Angesichts der großen Krisen haben wir nun hinterfragen müssen, ob unser bisheriges Engagement ausreicht. Die Energiewende ist eins der Themen, die uns unter den Nägeln brennen … Dann sind einige von uns über die Balkonkraftwerke gestolpert und haben gemerkt: Was wir gut machen, könnte man auch dort umsetzten.
Was sind denn die Stärken von Einhorn?
Wir bauen faire Lieferketten auf und vermarkten die Produkte innovativ. Wir haben nicht das Kondom oder den Tampon erfunden, sondern eine Marke darum aufgebaut, die Leichtigkeit und Spaß zusammen mit Nachhaltigkeit vermittelt. Und das wollen wir nun auch mit den Balkonkraftwerken machen.
Was genau planen Sie im Vertrieb von Balkonkraftwerken?
Die Technologie ist schon da und das Potenzial ist riesig, 60 Mio. Menschen in Deutschland haben Zugang zu Balkon oder Terrasse. Trotzdem fristen Balkonkraftwerke – noch – ein Nischendasein. Wenn aber von den 60 Mio. "nur" 3 Mio. Menschen ihren Balkon nutzen würden, um dort ihren eigenen Strom zu produzieren, könnte man ein mittelgroßes Kohlekraftwerk ersetzen. Das ist das mittelfristige Ziel. Gemeinsam in der Energiewende wirksam sein. Und es lohnt sich natürlich auch finanziell für die Menschen.
Viele sehen bisher nur den grünen Strom, den die Solarpaneele liefern. Dabei ist die Herstellung alles andere als nachhaltig. Wir wollen deshalb eng mit einem Hersteller zusammenarbeiten und die Lieferkette optimieren. Es soll keine Whitelabellösung sein, sondern den "Einhorn-Spirit" transportieren.
Wir planen außerdem ein Modell mit dem Menschen mit geringeren finanziellen Mitteln beim Erwerb eines Balkonkraftwerks unterstützt werden.
Welches Potenzial sehen Sie gerade auf dem Balkonkraftwerksmarkt?
Mir fällt bisher keine Marke ein, die einen Wiedererkennungswert hat. Auch die Customer Experience ist ausbaufähig. Gerade in den Baummärkten sind viele Modelle nicht konkret auf den Balkon ausgelegt und die Kund:innen müssen noch tüfteln. Das ist ein Angebot für technikaffine Menschen aber nicht für Menschen wie dich und mich.
Wer ist denn Ihre Zielgruppe?
Wir wollen die ansprechen, die keine zehn Tutorials anschauen wollen, aber durchaus etwas für die Energiewende machen wollen.

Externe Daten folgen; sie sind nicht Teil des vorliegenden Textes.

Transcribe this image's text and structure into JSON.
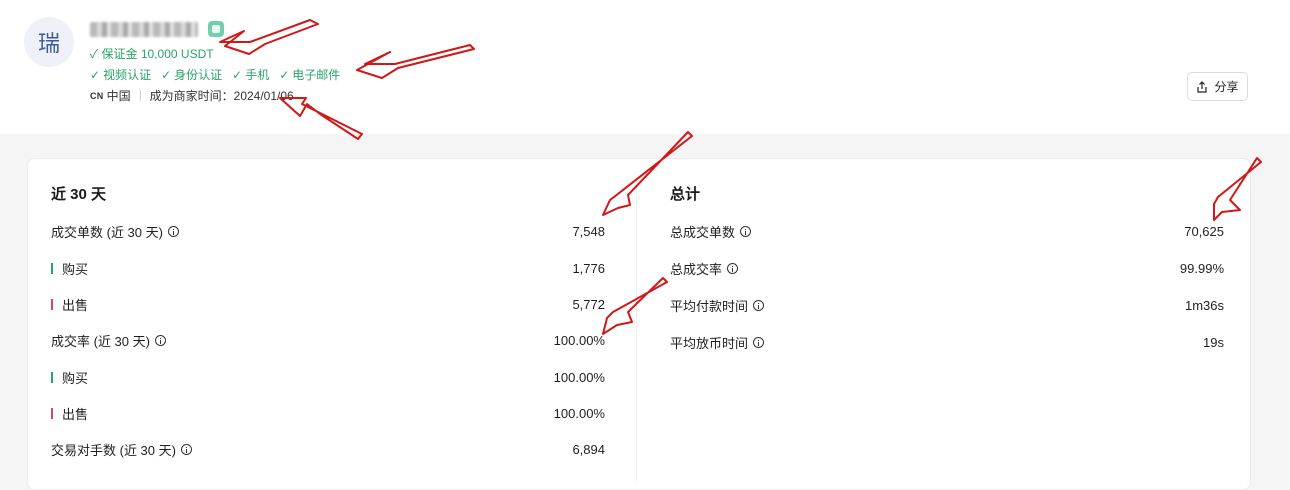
{
  "header": {
    "avatar_char": "瑞",
    "deposit_text": "✓ 保证金 10,000 USDT",
    "verifications": [
      "视频认证",
      "身份认证",
      "手机",
      "电子邮件"
    ],
    "country_code": "CN",
    "country_name": "中国",
    "merchant_since_label": "成为商家时间：",
    "merchant_since_date": "2024/01/06",
    "share_label": "分享"
  },
  "last30": {
    "title": "近 30 天",
    "rows": [
      {
        "label": "成交单数 (近 30 天)",
        "value": "7,548",
        "info": true,
        "bar": ""
      },
      {
        "label": "购买",
        "value": "1,776",
        "info": false,
        "bar": "buy"
      },
      {
        "label": "出售",
        "value": "5,772",
        "info": false,
        "bar": "sell"
      },
      {
        "label": "成交率 (近 30 天)",
        "value": "100.00%",
        "info": true,
        "bar": ""
      },
      {
        "label": "购买",
        "value": "100.00%",
        "info": false,
        "bar": "buy"
      },
      {
        "label": "出售",
        "value": "100.00%",
        "info": false,
        "bar": "sell"
      },
      {
        "label": "交易对手数 (近 30 天)",
        "value": "6,894",
        "info": true,
        "bar": ""
      }
    ]
  },
  "total": {
    "title": "总计",
    "rows": [
      {
        "label": "总成交单数",
        "value": "70,625",
        "info": true
      },
      {
        "label": "总成交率",
        "value": "99.99%",
        "info": true
      },
      {
        "label": "平均付款时间",
        "value": "1m36s",
        "info": true
      },
      {
        "label": "平均放币时间",
        "value": "19s",
        "info": true
      }
    ]
  },
  "colors": {
    "green": "#2aa36b",
    "sell_red": "#d9475a",
    "annotation_red": "#d01818"
  }
}
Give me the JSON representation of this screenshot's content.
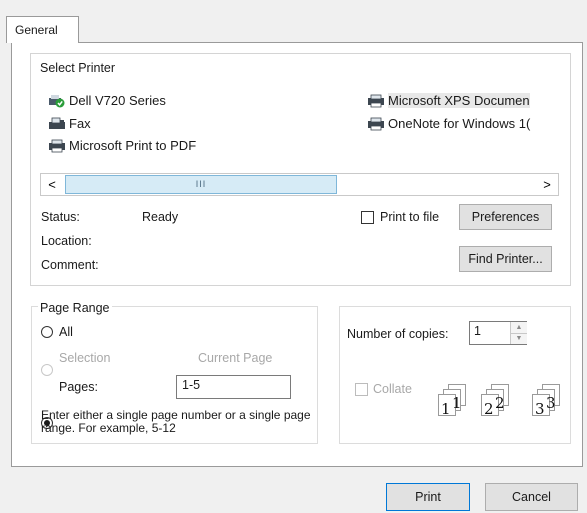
{
  "tabs": [
    {
      "label": "General"
    }
  ],
  "select_printer": {
    "label": "Select Printer",
    "printers": [
      {
        "name": "Dell V720 Series",
        "icon": "printer-default-icon"
      },
      {
        "name": "Fax",
        "icon": "fax-icon"
      },
      {
        "name": "Microsoft Print to PDF",
        "icon": "printer-icon"
      },
      {
        "name": "Microsoft XPS Documen",
        "icon": "printer-icon"
      },
      {
        "name": "OneNote for Windows 1(",
        "icon": "printer-icon"
      }
    ],
    "scroll_left": "<",
    "scroll_right": ">",
    "scroll_thumb_grip": "III"
  },
  "status": {
    "status_label": "Status:",
    "status_value": "Ready",
    "location_label": "Location:",
    "comment_label": "Comment:"
  },
  "print_to_file_label": "Print to file",
  "preferences_label": "Preferences",
  "find_printer_label": "Find Printer...",
  "page_range": {
    "label": "Page Range",
    "all_label": "All",
    "selection_label": "Selection",
    "current_page_label": "Current Page",
    "pages_label": "Pages:",
    "pages_value": "1-5",
    "hint": "Enter either a single page number or a single page range.  For example, 5-12"
  },
  "copies": {
    "label": "Number of copies:",
    "value": "1",
    "collate_label": "Collate",
    "collate_numbers": [
      "1",
      "1",
      "2",
      "2",
      "3",
      "3"
    ]
  },
  "footer": {
    "print_label": "Print",
    "cancel_label": "Cancel"
  }
}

Das größte Hindernis bei der Energiewende ist oft die öffentliche Meinung. Mit einer eigenen Anlage wie einem Balkonkraftwerk werden die Menschen zum Teil der Energiewende und können auch ein größeres Bewusstsein dafür entwickeln, was sie mit der Energiewende zu tun haben.
Es geht darum, wirksam zu werden und ein Gemeinschaftsgefühl zu schaffen, gerade jetzt, wo viele von der unzureichenden Klimapolitik frustriert sind.
Was ist das Erfolgsrezept von Einhorn: Wie funktioniert die Einhorn-Marketingformel?
Das Wichtigste, aber da erzähle ich auch nichts neues, ist die Authentizität. Wir nehmen die Leute bei unseren Entscheidungsprozessen mit. Als wir Kautschuk für die Kondomproduktion getestet haben, gab es dazu Videos und Postings.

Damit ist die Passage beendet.